WTI for November delivery rose as much as 91 cents to $103.94 a barrel in electronic trading on the New York Mercantile Exchange, and traded for $103.49 at 1:42 p.m. London time. The contract slipped 81 cents to $103.03 yesterday, the lowest settlement since Oct. 1. The volume of all futures traded was about 30 percent below the 100-day average.
Brent for November settlement rose 54 cents to $110.22 a barrel on the London-based ICE Futures Europe exchange. The European benchmark was at a premium of $6.70 to WTI, compared with $6.65 yesterday.
Daily exports of North Sea Brent, Forties, Oseberg and Ekofisk crudes, which make up the Dated Brent benchmark, will jump in November to the most in 21 months, loading programs obtained by Bloomberg News show.
Shipments will average 980,000 barrels a day, up 10 percent from a revised 890,323 barrels in October, according to the plans. Dated Brent is used to price more than half of the world’s crude.
U.S. gasoline supplies probably rose by 1 million barrels last week, according to the median estimate of nine analysts in the Bloomberg survey before figures from the Energy Information Administration.

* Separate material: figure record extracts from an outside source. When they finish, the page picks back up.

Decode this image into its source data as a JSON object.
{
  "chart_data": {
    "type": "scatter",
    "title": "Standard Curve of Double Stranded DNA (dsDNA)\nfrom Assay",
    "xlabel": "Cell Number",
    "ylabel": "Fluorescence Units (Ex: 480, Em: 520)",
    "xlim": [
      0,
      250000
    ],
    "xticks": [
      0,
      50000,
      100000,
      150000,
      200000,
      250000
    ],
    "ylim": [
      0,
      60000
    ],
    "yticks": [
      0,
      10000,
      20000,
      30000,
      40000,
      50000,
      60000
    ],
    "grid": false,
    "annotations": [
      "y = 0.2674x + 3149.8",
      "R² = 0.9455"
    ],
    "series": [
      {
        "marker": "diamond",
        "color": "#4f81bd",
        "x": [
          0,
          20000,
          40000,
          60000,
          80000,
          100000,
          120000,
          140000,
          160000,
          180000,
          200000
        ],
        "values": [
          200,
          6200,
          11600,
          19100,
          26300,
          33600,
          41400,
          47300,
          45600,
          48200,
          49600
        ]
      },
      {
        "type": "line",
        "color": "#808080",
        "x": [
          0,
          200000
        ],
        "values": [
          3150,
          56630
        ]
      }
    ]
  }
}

Distillate inventories, a category that includes heating oil and diesel, are projected to decrease by 1.4 million, the survey shows.
The industry-funded American Petroleum Institute in Washington is scheduled to release separate inventory data today. The API collects supply information on a voluntary basis from operators of refineries, bulk terminals and pipelines. The government requires that reports be filed with the EIA, the Energy Department’s statistical arm, for its weekly survey.
Many U.S. government services have been shuttered for a week after a budget impasse, and the country is nine days away from running out of borrowing authority. Republicans are insisting on changing the 2010 Affordable Care Act, while Obama refuses to engage in discussions about policy conditions tied to opening the government or raising the debt limit.
Senate Democrats are planning a test vote before the end of this week on a measure that would grant Obama authority to raise the $16.7 trillion debt ceiling, probably for a year unless two-thirds of both chambers of Congress disapprove. If all Senate Democrats along with six Republicans vote for giving Obama authority, they could send a debt-limit increase without policy conditions to the Republican-controlled House with only a few days to spare before U.S. borrowing authority lapses Oct. 17.
The U.S., the world’s largest user of crude, will account for 21 percent of global oil consumption this year, according to the International Energy Agency.